Let's suppose we fit a probe model, it could be a simple identity probe, and the probe says, yes, L1 always perfectly encodes the identity of the third input. Suppose we continue that, we probe L2 and we find that it always perfectly computes x plus y according to our very simple probe model.
That might look like evidence for the hypothesis that we started with. You say, "Aha, it's a bit counterintuitive because L1 encodes z and L2 x, y, so it's out of order, but nonetheless, the model is obeying my hypothesis." But the probes have misled you. Here is a look at the full internal structure of this model.
This is all the weight parameters. Again, this model performs our task perfectly, but the point is that L2 has no impact at all on the output behavior. One way to see that is to look at the output vector of weights, L2 is just zeroed out as part of this computation, no causal impact.
The probe said it stored x plus y, and it might be doing that. In fact, it is doing that, but not in a way that tells us about the input-output behavior. The probe in that deep way, in that causal way, misled us. The final goalposts that I set up was, do we have a path to improving models from the analysis method that we've chosen?

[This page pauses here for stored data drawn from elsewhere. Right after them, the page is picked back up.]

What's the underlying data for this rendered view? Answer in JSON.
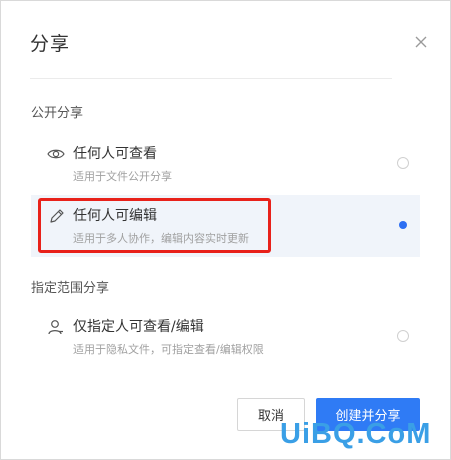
{
  "dialog": {
    "title": "分享",
    "close_icon": "close-icon"
  },
  "public_section": {
    "label": "公开分享",
    "options": [
      {
        "title": "任何人可查看",
        "desc": "适用于文件公开分享",
        "icon": "eye-icon",
        "selected": false
      },
      {
        "title": "任何人可编辑",
        "desc": "适用于多人协作，编辑内容实时更新",
        "icon": "pencil-icon",
        "selected": true
      }
    ]
  },
  "scoped_section": {
    "label": "指定范围分享",
    "options": [
      {
        "title": "仅指定人可查看/编辑",
        "desc": "适用于隐私文件，可指定查看/编辑权限",
        "icon": "user-icon",
        "selected": false
      }
    ]
  },
  "footer": {
    "cancel_label": "取消",
    "create_label": "创建并分享"
  },
  "watermark": "UiBQ.CoM",
  "colors": {
    "primary": "#2f7bf5",
    "highlight_box": "#e8211a",
    "selected_bg": "#f0f4fa"
  }
}
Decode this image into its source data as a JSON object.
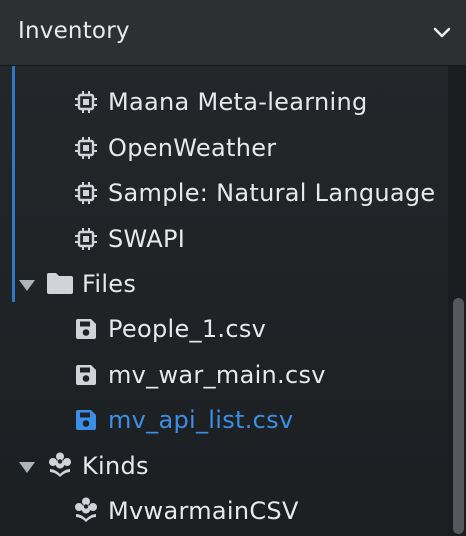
{
  "header": {
    "title": "Inventory",
    "chevron_icon": "chevron-down-icon"
  },
  "tree": {
    "services": [
      {
        "label": "Maana Meta-learning",
        "icon": "chip-icon"
      },
      {
        "label": "OpenWeather",
        "icon": "chip-icon"
      },
      {
        "label": "Sample: Natural Language",
        "icon": "chip-icon"
      },
      {
        "label": "SWAPI",
        "icon": "chip-icon"
      }
    ],
    "files_group": {
      "label": "Files",
      "icon": "folder-icon",
      "expanded": true
    },
    "files": [
      {
        "label": "People_1.csv",
        "icon": "floppy-disk-icon",
        "selected": false
      },
      {
        "label": "mv_war_main.csv",
        "icon": "floppy-disk-icon",
        "selected": false
      },
      {
        "label": "mv_api_list.csv",
        "icon": "floppy-disk-icon",
        "selected": true
      }
    ],
    "kinds_group": {
      "label": "Kinds",
      "icon": "flower-icon",
      "expanded": true
    },
    "kinds": [
      {
        "label": "MvwarmainCSV",
        "icon": "flower-icon"
      }
    ]
  },
  "colors": {
    "selected_text": "#3b8fe6",
    "text": "#e6e9ec",
    "icon": "#d0d4d8",
    "accent_line": "#2f78c7"
  }
}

Here I have a mixed answer. There does seem to be a path from probing to what you might call multi-task training, where I'm training this model to do addition, and in addition, I train it so that this representation here encodes z and this one encodes x plus y. We can certainly have such objectives.
I think it's an open question whether or not it actually induces the modularity that we're interested in. But the really deep concern for me is just that still here we don't get causal guarantees. We can do the multi-task training, but that does not guarantee that the structure we induced, whatever it's like, is actually shaping performance on the core task, in this case of adding numbers.
We have to proceed with caution. Finally, a quick note, I mentioned unsupervised probes. There's wonderful work in this space using a variety of different methods. Here are some references to really formative entries into that literature. Again, I think these techniques do not suffer from the concerns about probe power, because they don't have their own parameters typically, but they do, I think, suffer that limitation about causal inference.
Let's wrap up with our scorecard. Remember, probing can characterize representations really well. We use the supervised probe for that. That's a smiley face. But probes cannot offer causal inferences. I put a thinking emoji under improved models because it's unclear to me whether multi-task training is really a viable general way of moving from probes to better models.